The key to unraveling the paradox is to recognize that when the flight attendant pushes the cart forward, he is pushing the rest of the plane backwards by some small velocity. That small decrease in the plane's velocity would seem to be so infinitesimal that it could be ignored, but when you consider the fact that the kinetic energy of the plane is proportional to its (very large) mass, even a small decrease in the plane's velocity can play a significant role here when considering the changes in energy. You'll find that the decrease in the kinetic energy of the plane cancels out the problematic $\text{mv}_1 v_2$ term, so that the total energy imparted to the entire system (plane+cart) by the attendant is the same in both cases.

Or, another way to look at it is if you require that the plane maintains the exact same velocity $v_1$ despite the fact that the flight attendant suddenly decides to push his cart forward at a velocity $v_2$, then the plane's engines are required to work a little harder briefly in order to maintain velocity $v_1$ against the force exerted by the flight attendant's feet in trying to push the rest of the plane slightly backwards when he pushes the cart forward. That additional energy provided by the plane's engines works out to be $\text{mv}_1 v_2$ which is the additional energy that you were wondering about in your originally stated problem.
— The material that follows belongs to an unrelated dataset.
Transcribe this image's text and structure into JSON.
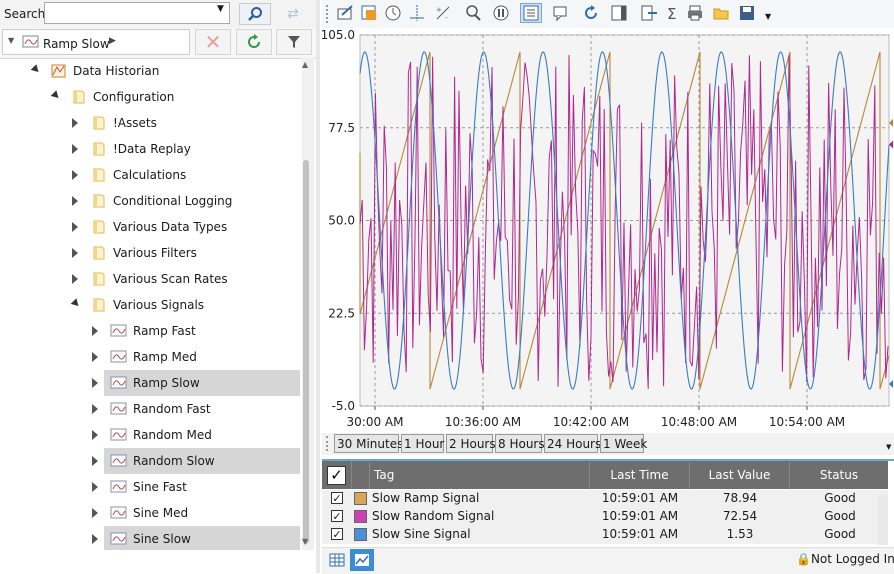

Try working out the problem yourself in full and taking into account that the plane has some large (but finite) mass M and the cart has a smaller mass m. Assume that the plane has some high velocity $v_1$ and that an amount of energy is suddenly provided which propels the cart forward at a velocity $v_2$ with respect to the cart+plane center of mass. Using conservation of momentum, see how much the plane slows down as a result. Then calculate the total before and after energies and see how they compare.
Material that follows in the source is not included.